Double ratings boost for Portuguese economy
The Portuguese economy received a double boost Friday as ratings agency Moody's raised its debt rating one notch to Ba2, hours after fellow agency Standard & Poor's upgraded the country's credit outlook.
The announcements provided a timely vote of confidence after Lisbon announced on Sunday it will make a clean exit from its multi-billion-euro EU-IMF bailout package, following in the footsteps of Ireland by foregoing a credit line.
Portugal’s Prime Minister Pedro Passos Coelho on Thursday said Lisbon would present its plans for the country’s financial future on May 17, the day it exits its three-year 78-billion-euro ($108 billion) bailout programme.
Unlike Ireland, however, Portugal has already managed to return to debt markets before the end of its aid programme.
Moody’s, in raising Portugal’s debt rating said a further upgrade was possible as the country begins to pull away from its financial crisis.

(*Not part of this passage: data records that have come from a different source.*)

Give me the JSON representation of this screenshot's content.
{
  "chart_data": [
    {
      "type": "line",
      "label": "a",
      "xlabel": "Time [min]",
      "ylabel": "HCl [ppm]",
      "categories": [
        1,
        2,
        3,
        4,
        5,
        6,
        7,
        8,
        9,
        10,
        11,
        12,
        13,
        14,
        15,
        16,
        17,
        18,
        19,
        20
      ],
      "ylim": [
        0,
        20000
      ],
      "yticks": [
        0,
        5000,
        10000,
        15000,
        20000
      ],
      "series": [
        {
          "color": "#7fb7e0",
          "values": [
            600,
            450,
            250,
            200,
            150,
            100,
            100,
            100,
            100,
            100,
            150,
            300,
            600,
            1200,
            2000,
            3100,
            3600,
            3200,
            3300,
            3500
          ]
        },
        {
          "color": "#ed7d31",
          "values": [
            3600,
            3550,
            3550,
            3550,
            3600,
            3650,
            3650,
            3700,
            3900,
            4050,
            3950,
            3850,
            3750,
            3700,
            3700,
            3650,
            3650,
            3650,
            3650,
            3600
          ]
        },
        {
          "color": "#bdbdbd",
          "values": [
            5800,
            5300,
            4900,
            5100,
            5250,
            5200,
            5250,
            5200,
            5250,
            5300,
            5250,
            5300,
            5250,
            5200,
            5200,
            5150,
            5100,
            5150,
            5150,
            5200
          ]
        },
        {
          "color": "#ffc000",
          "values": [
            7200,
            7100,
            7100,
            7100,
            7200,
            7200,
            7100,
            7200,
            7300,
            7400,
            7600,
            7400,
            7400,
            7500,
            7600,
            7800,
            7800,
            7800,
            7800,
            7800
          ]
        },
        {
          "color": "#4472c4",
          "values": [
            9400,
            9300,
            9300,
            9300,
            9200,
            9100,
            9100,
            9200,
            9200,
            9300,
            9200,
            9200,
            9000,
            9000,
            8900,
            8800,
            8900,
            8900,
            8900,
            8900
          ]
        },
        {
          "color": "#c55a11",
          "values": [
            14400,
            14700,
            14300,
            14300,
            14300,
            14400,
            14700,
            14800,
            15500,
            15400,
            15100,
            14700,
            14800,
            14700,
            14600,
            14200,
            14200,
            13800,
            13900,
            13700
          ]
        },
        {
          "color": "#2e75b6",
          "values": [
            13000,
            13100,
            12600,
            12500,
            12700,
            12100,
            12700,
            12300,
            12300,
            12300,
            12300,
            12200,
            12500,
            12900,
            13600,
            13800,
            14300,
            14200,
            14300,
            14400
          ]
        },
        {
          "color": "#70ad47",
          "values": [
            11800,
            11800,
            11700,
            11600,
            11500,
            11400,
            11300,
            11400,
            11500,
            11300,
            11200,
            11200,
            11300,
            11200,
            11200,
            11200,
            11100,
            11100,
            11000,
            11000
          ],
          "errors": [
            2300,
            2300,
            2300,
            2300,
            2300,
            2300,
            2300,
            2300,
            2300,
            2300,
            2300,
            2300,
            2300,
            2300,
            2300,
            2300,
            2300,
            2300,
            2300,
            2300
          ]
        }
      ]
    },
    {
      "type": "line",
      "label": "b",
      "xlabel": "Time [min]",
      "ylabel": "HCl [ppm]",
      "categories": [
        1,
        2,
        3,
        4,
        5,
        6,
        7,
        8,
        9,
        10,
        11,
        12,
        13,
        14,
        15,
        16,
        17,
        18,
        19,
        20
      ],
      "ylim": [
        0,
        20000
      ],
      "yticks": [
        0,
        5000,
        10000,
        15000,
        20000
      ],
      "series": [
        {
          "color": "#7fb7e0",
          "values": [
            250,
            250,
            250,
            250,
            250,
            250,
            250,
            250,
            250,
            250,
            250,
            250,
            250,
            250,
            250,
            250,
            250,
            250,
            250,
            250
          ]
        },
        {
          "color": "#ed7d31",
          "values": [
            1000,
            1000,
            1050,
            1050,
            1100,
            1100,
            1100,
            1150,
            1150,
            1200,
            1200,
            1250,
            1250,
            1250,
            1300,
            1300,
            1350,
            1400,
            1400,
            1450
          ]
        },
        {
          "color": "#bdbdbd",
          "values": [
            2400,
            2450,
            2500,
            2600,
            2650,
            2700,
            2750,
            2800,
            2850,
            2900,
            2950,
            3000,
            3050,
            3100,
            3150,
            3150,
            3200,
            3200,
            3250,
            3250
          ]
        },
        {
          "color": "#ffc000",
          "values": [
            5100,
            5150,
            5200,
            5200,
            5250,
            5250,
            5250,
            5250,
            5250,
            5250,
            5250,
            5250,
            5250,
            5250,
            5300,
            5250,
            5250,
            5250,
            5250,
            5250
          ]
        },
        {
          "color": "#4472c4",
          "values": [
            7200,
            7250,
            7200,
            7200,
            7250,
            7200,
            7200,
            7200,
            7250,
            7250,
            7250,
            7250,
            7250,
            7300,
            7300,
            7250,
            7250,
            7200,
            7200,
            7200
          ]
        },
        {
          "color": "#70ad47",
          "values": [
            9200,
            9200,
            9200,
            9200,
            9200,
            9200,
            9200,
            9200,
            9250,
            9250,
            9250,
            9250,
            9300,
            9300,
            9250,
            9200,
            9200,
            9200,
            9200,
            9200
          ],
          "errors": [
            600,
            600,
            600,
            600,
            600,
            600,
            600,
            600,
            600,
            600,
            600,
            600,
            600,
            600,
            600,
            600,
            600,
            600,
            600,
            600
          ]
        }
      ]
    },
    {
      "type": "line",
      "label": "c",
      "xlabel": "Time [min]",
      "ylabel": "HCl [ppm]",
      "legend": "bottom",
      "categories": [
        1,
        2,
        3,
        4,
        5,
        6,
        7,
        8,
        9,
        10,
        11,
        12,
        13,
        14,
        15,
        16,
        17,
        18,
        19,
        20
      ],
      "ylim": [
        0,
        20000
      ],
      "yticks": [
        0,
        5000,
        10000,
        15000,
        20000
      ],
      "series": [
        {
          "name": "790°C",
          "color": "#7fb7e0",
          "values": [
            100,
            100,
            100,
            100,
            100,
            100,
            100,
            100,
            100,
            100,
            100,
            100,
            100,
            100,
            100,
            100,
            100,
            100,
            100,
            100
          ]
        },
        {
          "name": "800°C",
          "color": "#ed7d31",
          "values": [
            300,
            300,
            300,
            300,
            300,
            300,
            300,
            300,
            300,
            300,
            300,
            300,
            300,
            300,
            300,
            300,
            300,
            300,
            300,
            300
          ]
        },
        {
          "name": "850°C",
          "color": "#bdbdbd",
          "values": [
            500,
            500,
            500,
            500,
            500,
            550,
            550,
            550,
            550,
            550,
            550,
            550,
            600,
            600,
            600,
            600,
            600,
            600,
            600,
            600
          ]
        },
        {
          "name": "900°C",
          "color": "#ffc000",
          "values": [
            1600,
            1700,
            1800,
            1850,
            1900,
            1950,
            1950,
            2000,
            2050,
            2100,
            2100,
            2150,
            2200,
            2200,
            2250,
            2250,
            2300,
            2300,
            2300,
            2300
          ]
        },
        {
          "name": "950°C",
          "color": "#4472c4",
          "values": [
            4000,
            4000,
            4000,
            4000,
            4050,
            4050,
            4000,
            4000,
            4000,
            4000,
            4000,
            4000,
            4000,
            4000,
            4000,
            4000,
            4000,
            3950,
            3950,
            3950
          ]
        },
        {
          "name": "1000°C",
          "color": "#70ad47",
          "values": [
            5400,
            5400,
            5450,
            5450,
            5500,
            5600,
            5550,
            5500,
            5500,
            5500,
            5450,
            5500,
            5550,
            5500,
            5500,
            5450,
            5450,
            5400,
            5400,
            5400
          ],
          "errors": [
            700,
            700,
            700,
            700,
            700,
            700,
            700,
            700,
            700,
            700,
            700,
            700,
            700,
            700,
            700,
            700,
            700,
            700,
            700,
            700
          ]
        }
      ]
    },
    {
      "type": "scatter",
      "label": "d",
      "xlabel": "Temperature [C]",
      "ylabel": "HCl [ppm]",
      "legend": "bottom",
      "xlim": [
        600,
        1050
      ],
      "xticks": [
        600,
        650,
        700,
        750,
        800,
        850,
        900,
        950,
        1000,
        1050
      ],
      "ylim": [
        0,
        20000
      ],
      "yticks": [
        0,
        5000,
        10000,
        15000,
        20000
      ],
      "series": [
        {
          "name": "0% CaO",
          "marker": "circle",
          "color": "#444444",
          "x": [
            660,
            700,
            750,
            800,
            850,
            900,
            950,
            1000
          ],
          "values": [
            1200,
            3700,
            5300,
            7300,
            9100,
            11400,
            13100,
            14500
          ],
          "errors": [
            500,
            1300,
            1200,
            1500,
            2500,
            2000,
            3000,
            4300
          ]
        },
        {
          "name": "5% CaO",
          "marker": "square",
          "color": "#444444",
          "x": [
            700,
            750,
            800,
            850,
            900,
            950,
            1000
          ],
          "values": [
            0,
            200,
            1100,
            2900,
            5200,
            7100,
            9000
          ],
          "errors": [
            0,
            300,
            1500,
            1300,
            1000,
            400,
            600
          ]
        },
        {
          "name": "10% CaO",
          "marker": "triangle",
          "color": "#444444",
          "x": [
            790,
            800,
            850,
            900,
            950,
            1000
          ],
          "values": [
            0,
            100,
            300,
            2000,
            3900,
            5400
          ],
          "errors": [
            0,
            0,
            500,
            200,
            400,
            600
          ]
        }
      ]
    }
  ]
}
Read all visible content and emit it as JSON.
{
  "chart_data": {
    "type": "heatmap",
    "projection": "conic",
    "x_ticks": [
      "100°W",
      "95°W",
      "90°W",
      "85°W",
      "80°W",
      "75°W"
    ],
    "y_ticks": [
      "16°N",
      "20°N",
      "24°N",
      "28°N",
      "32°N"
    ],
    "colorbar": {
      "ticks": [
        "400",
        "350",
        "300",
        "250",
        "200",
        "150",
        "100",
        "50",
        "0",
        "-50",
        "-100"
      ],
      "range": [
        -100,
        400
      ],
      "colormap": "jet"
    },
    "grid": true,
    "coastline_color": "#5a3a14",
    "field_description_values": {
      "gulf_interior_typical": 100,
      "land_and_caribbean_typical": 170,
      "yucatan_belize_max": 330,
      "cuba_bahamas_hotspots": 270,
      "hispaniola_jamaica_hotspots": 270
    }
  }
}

“Portugal’s fiscal situation has improved more rapidly than initially targeted and the public debt ratio will start declining this year,” Moody’s said.
A Ba2 rating leaves Portugal in junk bond territory, two notches below investment grade.
Moody’s noted that the country’s fiscal deficit had been reduced by one percentage point more than expected last year, “indicating the government’s strong commitment to fiscal consolidation”.
– ‘Sizeable cash buffers’ –
Portugal has already managed to return to debt markets before the end of its aid programme.
Moody’s said Portugal will not likely need to lean on the European Stability Mechanism for more protective support after it exits its bailout programme.
“Portugal has regained access to the public debt markets and in addition the government has built up sizeable cash buffers.”
Its economic recovery “is gaining momentum, with signs of broadening beyond exports, which continue to perform strongly”.
Moody’s said it has the country now under review for another upgrade, adding that the government’s creditworthiness “can improve” in the short term.
Earlier Friday Moody’s rival Standard & Poor’s upgraded the outlook for Portugal’s creditworthiness, citing the bailed-out nation’s unexpectedly strong economic and deficit-cutting performance.
Standard & Poor’s said it had raised the outlook to “stable” from “negative” for Portugal’s long-term sovereign debt, which is rated at a junk-bond equivalent BB, and its short-term sovereign debt, which is rated at B.
– Faster recovery than projected –
“The economy and the labour market are recovering faster than we projected, with better-than-expected budgetary performance,” the New York-based rating agency said in a statement.
Portugal’s recession in 2013 had been shallower than expected, helping Lisbon to curb the general government deficit to the equivalent of 4.9 percent of economic output in 2013, unexpectedly beating its 5.5-percent target, Standard & Poor’s said.
Lisbon snatched an economic lifeline from the European Union and International Monetary Fund in 2011 in return for enacting budget-slimming austerity measures, which sparked mass popular protests.
“The government has fully implemented the terms of the EU-International Monetary Fund economic adjustment programme,” Standard & Poor’s said.
In addition, the agency said, Portugal’s surplus in its balance of payments with the rest of the world was large enough to gradually reduce the economy’s large stock of net external debt.
Nevertheless, Standard & Poor’s said, Portugal’s net general government debt ratio, equal to 118 percent of annual economic output, was among the highest of all rated sovereigns.
The agency said it expected Portugal’s economy to grow on average by about 1.4 percent a year during 2014-2015, largely because of sustained export growth.
“We also expect a gradual recovery in domestic demand as private sector hiring continues to recover,” it said, citing labour market reforms and falling unit labour costs.
Standard & Poor’s warned of risks, however, with high corporate and household debt, along with declining nominal incomes, reining in demand. Low employment levels would restrain the economy over the longer term, it added.